Having described the relations between the Mussulman and his Christian subject, the question arises: What are the relations between the Mussulman and the unbelieving foreigner?

As the Koran treats all foreigners as foes, nobody will dare to present himself in a Mussulman country without having taken his precautions. The first European merchants, therefore, who risked the chances of commerce with such a people, contrived to secure themselves an exceptional treatment and privileges originally personal, but afterward extended to their whole nation. Hence the origin of capitulations. Capitulations are imperial diplomas, letters of privilege, octroyed by the Porte to different European nations, and authorizing their subjects to freely enter Mohammedan countries, and there to pursue in tranquillity their affairs, and to practice their worship. They differ from treaties in this essential point that they are not reciprocal acts contradictorily debated between the contracting parties, and accepted by them on the condition of mutual advantages and concessions. On the contrary, the capitulations are one-sided concessions on the part of the government granting them, in consequence of which they may be revoked at its pleasure. The Porte has, indeed, at several times nullified the privileges granted to one nation, by extending them to others; or repealed them altogether by refusing to continue their application. This precarious character of the capitulations made them an eternal source of disputes, of complaints on the part of ambassadors, and of a prodigious exchange of contradictory notes and firmans revived at the commencement of every new reign.

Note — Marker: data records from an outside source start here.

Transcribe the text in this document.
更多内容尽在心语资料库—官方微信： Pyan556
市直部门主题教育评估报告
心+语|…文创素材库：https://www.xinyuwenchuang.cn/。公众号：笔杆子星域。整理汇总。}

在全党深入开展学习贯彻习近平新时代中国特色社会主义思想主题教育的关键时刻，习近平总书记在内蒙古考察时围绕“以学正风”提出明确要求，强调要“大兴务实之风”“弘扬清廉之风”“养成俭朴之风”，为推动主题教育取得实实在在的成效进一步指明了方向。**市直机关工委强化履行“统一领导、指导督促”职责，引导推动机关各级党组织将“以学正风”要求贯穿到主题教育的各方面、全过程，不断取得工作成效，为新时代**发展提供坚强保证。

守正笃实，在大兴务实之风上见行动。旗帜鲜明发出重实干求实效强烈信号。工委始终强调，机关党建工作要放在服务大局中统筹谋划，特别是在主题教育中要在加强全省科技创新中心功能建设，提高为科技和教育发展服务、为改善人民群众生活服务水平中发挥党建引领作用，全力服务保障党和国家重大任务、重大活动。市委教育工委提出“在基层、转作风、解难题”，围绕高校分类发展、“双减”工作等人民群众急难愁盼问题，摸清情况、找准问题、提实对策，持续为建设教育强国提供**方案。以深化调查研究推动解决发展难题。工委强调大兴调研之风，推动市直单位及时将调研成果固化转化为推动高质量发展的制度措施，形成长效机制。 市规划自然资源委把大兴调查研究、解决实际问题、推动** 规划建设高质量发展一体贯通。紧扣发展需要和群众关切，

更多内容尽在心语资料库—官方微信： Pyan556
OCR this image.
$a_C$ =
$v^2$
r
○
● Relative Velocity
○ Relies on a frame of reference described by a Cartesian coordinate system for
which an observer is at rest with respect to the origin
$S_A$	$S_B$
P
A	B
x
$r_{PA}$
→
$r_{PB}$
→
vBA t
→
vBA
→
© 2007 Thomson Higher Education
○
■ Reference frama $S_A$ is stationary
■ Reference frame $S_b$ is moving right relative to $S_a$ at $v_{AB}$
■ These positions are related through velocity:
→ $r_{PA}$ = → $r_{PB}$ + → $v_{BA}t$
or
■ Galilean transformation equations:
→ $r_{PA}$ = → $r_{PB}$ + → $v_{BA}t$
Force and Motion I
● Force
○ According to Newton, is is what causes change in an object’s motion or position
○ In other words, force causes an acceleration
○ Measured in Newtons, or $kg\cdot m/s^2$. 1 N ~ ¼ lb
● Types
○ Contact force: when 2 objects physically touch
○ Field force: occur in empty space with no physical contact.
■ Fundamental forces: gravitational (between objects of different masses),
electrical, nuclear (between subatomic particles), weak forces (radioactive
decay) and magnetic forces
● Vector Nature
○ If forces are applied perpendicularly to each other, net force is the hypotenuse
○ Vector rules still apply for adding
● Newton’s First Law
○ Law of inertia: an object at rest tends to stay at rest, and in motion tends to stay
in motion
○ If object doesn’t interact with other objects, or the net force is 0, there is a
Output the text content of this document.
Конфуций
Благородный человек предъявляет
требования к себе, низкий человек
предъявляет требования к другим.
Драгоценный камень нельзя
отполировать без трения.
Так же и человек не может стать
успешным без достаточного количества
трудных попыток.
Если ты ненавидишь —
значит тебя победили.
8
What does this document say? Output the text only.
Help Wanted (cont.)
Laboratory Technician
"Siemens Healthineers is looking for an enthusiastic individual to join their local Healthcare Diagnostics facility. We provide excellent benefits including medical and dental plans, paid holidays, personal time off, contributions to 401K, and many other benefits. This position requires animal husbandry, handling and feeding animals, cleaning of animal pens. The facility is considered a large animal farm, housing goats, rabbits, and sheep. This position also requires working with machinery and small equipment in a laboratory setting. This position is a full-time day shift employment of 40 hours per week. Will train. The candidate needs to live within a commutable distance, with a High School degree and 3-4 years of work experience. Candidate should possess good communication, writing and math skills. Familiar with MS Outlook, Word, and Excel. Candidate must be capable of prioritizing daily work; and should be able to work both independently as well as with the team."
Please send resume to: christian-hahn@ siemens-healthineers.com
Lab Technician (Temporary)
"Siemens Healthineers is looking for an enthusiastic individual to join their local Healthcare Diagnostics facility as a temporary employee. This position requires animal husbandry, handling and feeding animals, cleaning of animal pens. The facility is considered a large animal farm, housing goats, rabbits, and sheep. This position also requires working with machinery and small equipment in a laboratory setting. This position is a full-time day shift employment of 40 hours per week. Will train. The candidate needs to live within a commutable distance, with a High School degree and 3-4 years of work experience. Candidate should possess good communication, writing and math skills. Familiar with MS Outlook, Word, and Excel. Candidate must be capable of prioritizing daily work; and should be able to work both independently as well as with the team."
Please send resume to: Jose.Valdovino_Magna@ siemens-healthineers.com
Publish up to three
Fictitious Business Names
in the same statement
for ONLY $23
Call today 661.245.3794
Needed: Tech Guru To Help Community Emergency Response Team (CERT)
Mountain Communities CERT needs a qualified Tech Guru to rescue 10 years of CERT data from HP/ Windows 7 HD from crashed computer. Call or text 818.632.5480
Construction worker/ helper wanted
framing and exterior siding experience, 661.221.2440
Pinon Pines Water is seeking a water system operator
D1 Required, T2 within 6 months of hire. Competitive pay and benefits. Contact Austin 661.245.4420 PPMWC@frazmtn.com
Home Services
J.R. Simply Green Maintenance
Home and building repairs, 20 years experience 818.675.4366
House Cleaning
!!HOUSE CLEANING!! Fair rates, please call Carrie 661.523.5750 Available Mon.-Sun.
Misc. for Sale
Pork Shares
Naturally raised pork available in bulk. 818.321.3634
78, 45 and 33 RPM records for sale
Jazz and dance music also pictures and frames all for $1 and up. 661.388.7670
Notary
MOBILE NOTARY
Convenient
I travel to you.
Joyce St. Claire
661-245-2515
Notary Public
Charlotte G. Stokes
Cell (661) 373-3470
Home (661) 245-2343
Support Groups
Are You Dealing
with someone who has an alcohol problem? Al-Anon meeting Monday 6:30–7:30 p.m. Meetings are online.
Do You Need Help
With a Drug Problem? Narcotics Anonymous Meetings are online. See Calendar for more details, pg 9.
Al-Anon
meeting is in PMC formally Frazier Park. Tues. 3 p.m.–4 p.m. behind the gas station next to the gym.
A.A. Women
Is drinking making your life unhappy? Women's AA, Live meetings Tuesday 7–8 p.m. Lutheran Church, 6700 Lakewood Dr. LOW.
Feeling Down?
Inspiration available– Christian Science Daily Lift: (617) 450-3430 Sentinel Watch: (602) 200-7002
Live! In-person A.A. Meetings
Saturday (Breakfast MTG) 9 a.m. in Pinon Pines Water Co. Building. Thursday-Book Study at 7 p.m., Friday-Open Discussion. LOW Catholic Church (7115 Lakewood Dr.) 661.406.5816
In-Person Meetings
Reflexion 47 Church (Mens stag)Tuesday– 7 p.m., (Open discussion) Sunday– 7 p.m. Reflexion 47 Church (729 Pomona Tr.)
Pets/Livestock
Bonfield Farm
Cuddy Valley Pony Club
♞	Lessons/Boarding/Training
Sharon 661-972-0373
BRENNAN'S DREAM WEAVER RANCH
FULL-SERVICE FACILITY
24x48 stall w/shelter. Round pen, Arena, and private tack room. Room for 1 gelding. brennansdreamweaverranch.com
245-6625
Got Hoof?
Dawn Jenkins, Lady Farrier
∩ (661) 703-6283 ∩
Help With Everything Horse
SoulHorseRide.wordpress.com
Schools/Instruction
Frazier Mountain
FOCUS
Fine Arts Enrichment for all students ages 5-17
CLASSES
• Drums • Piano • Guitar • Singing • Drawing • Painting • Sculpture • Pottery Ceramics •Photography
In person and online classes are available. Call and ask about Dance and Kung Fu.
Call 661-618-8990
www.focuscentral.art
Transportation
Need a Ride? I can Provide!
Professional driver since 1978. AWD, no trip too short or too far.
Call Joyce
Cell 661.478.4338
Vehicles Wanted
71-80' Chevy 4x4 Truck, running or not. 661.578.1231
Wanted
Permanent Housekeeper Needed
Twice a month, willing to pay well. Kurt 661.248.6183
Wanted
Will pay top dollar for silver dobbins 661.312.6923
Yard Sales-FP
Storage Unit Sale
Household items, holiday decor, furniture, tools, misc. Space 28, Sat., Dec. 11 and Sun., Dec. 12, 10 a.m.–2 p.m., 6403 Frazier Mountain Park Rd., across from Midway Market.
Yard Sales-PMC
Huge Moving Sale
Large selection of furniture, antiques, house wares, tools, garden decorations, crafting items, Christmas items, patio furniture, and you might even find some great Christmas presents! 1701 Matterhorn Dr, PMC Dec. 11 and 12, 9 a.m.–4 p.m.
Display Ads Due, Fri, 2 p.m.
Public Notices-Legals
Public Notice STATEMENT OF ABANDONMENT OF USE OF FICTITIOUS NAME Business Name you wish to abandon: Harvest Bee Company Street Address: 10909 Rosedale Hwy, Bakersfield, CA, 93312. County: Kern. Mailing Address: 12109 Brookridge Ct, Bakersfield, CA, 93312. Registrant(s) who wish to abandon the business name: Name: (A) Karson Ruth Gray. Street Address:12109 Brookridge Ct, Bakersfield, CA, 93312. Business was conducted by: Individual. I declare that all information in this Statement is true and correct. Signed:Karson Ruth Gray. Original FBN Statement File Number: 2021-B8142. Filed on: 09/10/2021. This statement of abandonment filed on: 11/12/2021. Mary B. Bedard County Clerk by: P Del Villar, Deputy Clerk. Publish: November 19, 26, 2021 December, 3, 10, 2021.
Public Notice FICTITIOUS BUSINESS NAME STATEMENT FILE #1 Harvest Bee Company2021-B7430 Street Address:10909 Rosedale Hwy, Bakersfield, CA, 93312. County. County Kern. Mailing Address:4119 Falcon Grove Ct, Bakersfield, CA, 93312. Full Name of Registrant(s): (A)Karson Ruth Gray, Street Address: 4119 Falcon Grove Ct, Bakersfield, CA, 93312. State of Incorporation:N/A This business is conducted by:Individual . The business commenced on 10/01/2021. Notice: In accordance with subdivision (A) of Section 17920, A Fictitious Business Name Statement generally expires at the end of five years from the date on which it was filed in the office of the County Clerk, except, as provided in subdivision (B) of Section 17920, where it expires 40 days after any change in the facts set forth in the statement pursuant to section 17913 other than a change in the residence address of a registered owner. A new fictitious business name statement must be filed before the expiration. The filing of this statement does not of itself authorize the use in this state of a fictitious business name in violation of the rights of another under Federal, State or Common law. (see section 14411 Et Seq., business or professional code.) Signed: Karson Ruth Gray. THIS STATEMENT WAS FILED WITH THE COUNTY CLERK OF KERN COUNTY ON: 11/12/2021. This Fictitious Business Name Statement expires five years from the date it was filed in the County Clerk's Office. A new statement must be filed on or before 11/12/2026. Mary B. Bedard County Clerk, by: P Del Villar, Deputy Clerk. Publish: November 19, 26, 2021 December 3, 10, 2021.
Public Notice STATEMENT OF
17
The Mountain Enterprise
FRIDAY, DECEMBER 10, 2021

The real point at issue is always Turkey in Europe: the great peninsula to the south of the Save and Danube. This splendid territory has the misfortune to be inhabited by a conglomerate of different races and nationalities, of which it is hard to say which is the least fit for progress and civilization. Slavonians, Greeks, Wallachians, Arnauts — twelve million men — are all held in submission by one million of Turks, and up to a recent period it appeared doubtful whether, of all these different races, the Turks were not the most competent to hold the supremacy which, in such a mixed population, could not but accrue to one of these nationalities. But when we see how lamentably have failed all the attempts at civilization by Turkish authority — how the fanaticism of Islam, supported principally by the Turkish mob in a few great cities, has availed itself of the assistance of Austria and Russia invariably to regain power and to overturn any progress that might have been made; when we see the central, i.e. Turkish authority weakened year after year by insurrections in the Christian provinces, none of which, thanks to the weakness of the Porte and to the intervention of neighboring States, is ever completely fruitless; when we see Greece acquire her independence, parts of Armenia conquered by Russia (Moldavia, Wallachia, Serbia, successively placed under the protectorate of the latter power) — we shall be obliged to admit that the presence of the Turks in Europe is a real obstacle to the development of the resources of the Thraco-Illyrian Peninsula.